Dieser Beitrag hat 6 Kommentare

  1. Barbara/Peter

    Hi Thomas, Glückwunsch. Toll das Ihr da so durchgehalten habt. War mal wieder richtig spannend. Gehe davon aus, daß der Anleger mehrere Stunden gedauert hat. Wir freuen uns auf die nächste Folge der
    Serie „Ein Jahr ohne Streß“.

  2. Axel W.

    Toll, super Leistung! Ich habe die letzten Berichte mit Spannung nachgelesen. Bei dieser Überfahrt konnte man richtig mit zittern. Nun gute Erholung und weiterhin eine schöne Reise.

    1. Marianne Kargol

      Erholt Euch gut, Ihr Drei. Habe teilweise gedacht, da stimmt was nicht.
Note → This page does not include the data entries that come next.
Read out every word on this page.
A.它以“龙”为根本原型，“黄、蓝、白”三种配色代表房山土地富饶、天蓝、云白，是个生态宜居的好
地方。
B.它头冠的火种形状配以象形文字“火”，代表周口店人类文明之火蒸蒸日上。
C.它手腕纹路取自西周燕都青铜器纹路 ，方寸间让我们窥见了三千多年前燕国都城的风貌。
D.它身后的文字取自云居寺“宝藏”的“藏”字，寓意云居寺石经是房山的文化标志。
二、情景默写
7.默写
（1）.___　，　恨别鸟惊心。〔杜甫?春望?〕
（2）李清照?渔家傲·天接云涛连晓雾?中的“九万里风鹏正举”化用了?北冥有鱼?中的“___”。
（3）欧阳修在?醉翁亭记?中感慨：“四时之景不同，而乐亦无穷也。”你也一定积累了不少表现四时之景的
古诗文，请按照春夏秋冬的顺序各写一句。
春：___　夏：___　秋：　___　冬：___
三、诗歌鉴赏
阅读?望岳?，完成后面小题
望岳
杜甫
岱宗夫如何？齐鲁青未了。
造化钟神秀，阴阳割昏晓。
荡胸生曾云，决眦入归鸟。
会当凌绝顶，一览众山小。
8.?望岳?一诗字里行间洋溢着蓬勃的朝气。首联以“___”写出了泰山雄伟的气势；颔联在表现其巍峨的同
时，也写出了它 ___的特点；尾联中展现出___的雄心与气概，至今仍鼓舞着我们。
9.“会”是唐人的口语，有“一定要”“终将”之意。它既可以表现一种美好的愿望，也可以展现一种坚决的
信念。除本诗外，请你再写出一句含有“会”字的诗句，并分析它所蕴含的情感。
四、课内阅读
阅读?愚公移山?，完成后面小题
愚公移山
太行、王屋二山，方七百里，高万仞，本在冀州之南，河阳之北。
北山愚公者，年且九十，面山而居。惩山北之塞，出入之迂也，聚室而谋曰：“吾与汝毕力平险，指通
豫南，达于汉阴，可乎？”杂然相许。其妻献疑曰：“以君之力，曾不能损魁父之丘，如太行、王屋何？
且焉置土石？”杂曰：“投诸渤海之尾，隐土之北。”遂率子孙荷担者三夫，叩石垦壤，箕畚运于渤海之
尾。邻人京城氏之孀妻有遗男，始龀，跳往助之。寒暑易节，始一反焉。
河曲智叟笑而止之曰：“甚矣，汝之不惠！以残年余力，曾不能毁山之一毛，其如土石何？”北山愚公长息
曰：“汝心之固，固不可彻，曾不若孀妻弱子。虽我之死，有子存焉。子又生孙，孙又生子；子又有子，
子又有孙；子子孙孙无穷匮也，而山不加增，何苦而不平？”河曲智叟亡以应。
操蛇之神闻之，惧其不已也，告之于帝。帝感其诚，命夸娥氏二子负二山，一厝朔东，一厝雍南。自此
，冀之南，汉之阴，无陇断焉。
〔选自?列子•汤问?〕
Alles Liebe an EUCH. M.

  3. Gaby Klasen

    Spannend. Habe über den Bericht die Zeit vergessen und werde nun meinen Computer anschmeißen. Schön, dass ihr es doch bis Madeira geschafft habt. Schlaft gut!

  4. Barbara M

    Hut ab vor der tapferen Crew. Nach gut 100 Stunden Schaukelei müsste ich mich vermutlich 3 Tage äußerst inaktiv erholen und würde dann erst einmal für zwei Wochen die Wanderschuhe auspacken, an Blümchen schnuppern, Aussichten genießen und mich durch die Markthalle in Funchal futtern. Dass Ihr spätestens Mittwoch gleich nachlegt … Wow. Weiter gutes Gelingen!

  5. Karl-Peter Lux

    Hast du das Problem mit dem Generator lösen können?